The take-up of limited SMSF licences is likely to be quite conservative given the requirement of each fund to have a risk strategy in place, says Lonsdale chief executive Mark Stephen.

The so-called ‘accountants’ exemption’ to advise on the set-up and closure of self-managed superannuation funds (SMSFs) is set be phased out by 1 July 2016 and replaced with a limited licence.

Speaking to InvestorDaily, Mr Stephen said 90 per cent of Lonsdale’s approximately 200 authorised representatives are accountants – and they have had access to Lonsdale’s specialist SMSF licence for almost seven years.

But with the recent requirement for every SMSF to have a risk strategy, SMSF advisers may well find themselves being forced to take up a full advice licence, he said.
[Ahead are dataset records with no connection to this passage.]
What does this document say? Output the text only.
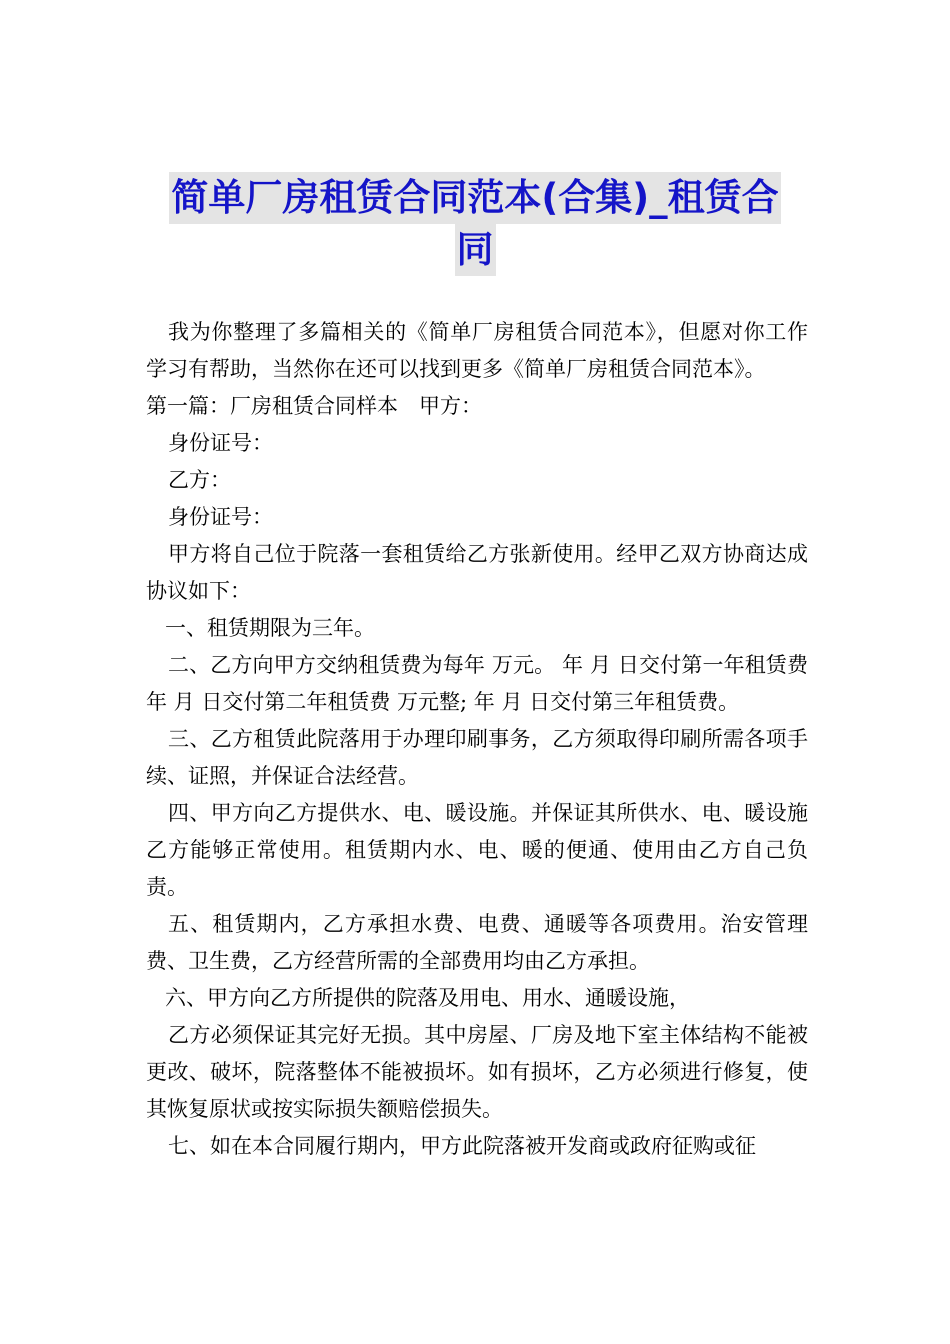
简单厂房租赁合同范本(合集)_租赁合
同

我为你整理了多篇相关的《简单厂房租赁合同范本》，但愿对你工作学习有帮助，当然你在还可以找到更多《简单厂房租赁合同范本》。

第一篇：厂房租赁合同样本　甲方：

身份证号：

乙方：

身份证号：

甲方将自己位于院落一套租赁给乙方张新使用。经甲乙双方协商达成协议如下：

一、租赁期限为三年。

二、乙方向甲方交纳租赁费为每年 万元。 年 月 日交付第一年租赁费 年 月 日交付第二年租赁费 万元整; 年 月 日交付第三年租赁费。

三、乙方租赁此院落用于办理印刷事务，乙方须取得印刷所需各项手续、证照，并保证合法经营。

四、甲方向乙方提供水、电、暖设施。并保证其所供水、电、暖设施乙方能够正常使用。租赁期内水、电、暖的便通、使用由乙方自己负责。

五、租赁期内，乙方承担水费、电费、通暖等各项费用。治安管理费、卫生费，乙方经营所需的全部费用均由乙方承担。

六、甲方向乙方所提供的院落及用电、用水、通暖设施，

乙方必须保证其完好无损。其中房屋、厂房及地下室主体结构不能被更改、破坏，院落整体不能被损坏。如有损坏，乙方必须进行修复，使其恢复原状或按实际损失额赔偿损失。

七、如在本合同履行期内，甲方此院落被开发商或政府征购或征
“I think the trend may well be that, yes, there’s these limited authorities available – but more and more it’s leaning towards a full advice authority.

“We see a conservative take-up of these SMSF-level authorities, which we’ve had for years,” said Mr Stephen.
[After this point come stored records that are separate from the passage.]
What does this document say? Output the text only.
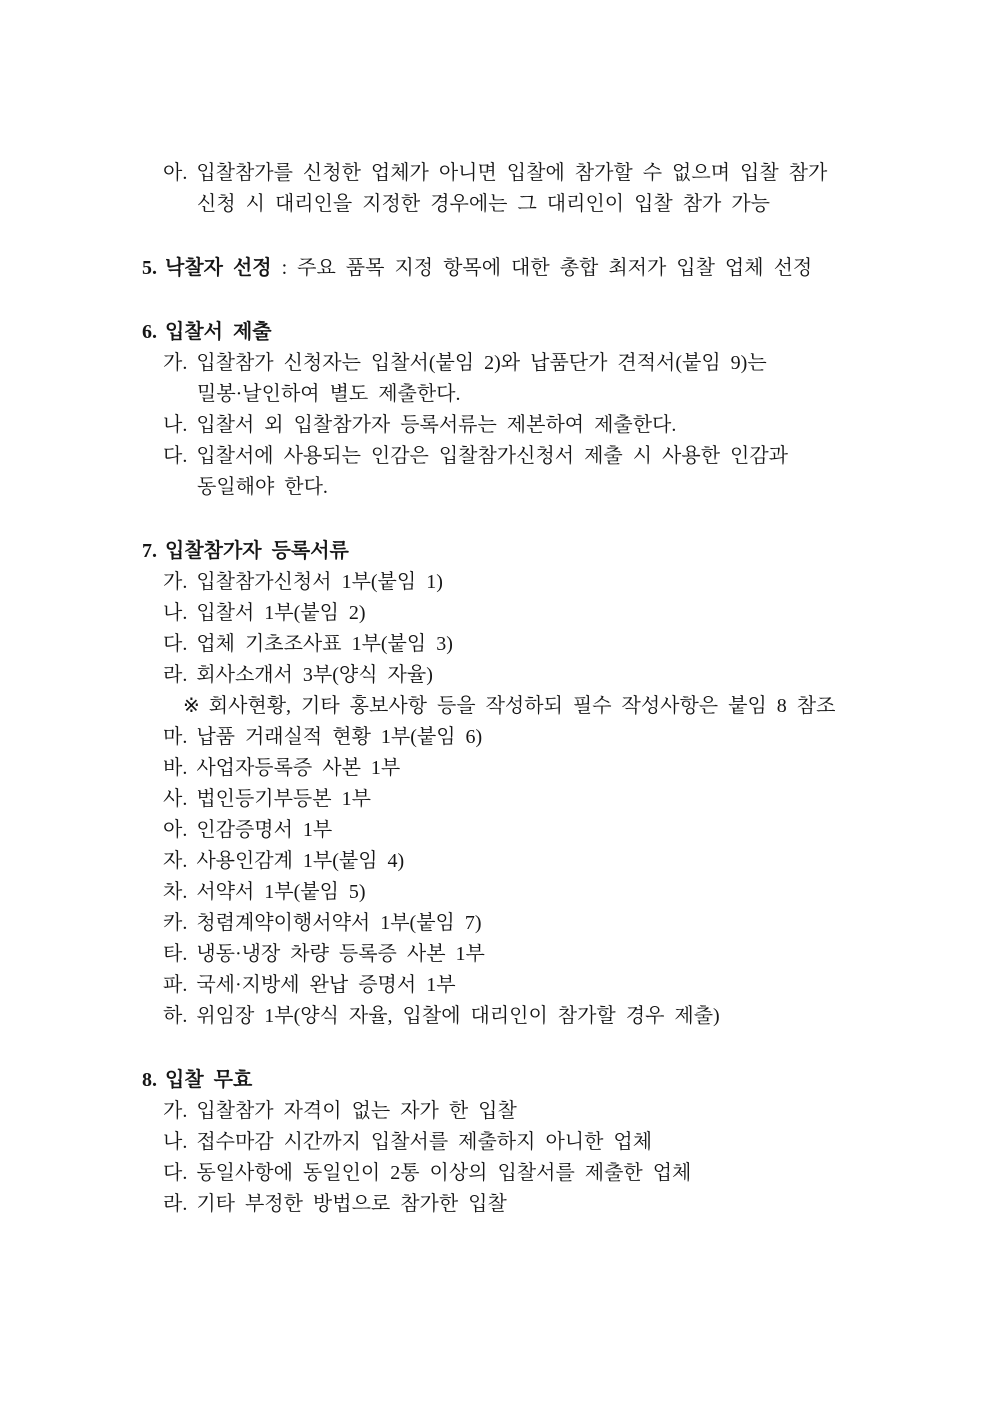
아. 입찰참가를 신청한 업체가 아니면 입찰에 참가할 수 없으며 입찰 참가
신청 시 대리인을 지정한 경우에는 그 대리인이 입찰 참가 가능
5. 낙찰자 선정 : 주요 품목 지정 항목에 대한 총합 최저가 입찰 업체 선정
6. 입찰서 제출
가. 입찰참가 신청자는 입찰서(붙임 2)와 납품단가 견적서(붙임 9)는
밀봉·날인하여 별도 제출한다.
나. 입찰서 외 입찰참가자 등록서류는 제본하여 제출한다.
다. 입찰서에 사용되는 인감은 입찰참가신청서 제출 시 사용한 인감과
동일해야 한다.
7. 입찰참가자 등록서류
가. 입찰참가신청서 1부(붙임 1)
나. 입찰서 1부(붙임 2)
다. 업체 기초조사표 1부(붙임 3)
라. 회사소개서 3부(양식 자율)
※ 회사현황, 기타 홍보사항 등을 작성하되 필수 작성사항은 붙임 8 참조
마. 납품 거래실적 현황 1부(붙임 6)
바. 사업자등록증 사본 1부
사. 법인등기부등본 1부
아. 인감증명서 1부
자. 사용인감계 1부(붙임 4)
차. 서약서 1부(붙임 5)
카. 청렴계약이행서약서 1부(붙임 7)
타. 냉동·냉장 차량 등록증 사본 1부
파. 국세·지방세 완납 증명서 1부
하. 위임장 1부(양식 자율, 입찰에 대리인이 참가할 경우 제출)
8. 입찰 무효
가. 입찰참가 자격이 없는 자가 한 입찰
나. 접수마감 시간까지 입찰서를 제출하지 아니한 업체
다. 동일사항에 동일인이 2통 이상의 입찰서를 제출한 업체
라. 기타 부정한 방법으로 참가한 입찰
Lonsdale has also been “kept on its toes” by a number of random Australian Securities and Investments Commission (ASIC) surveillances, he said.

“Like any other dealer group, we’re under scrutiny from ASIC – we don’t have an issue there,” he said.

The random surveillances act as a “checkpoint” to ensure that Lonsdale’s processes and compliance systems are in order, said Mr Stephen.

“Protection of the licence is the number one priority here. Lonsdale in its history has never had an enforceable undertaking – and under my watch, I plan not to,” he said.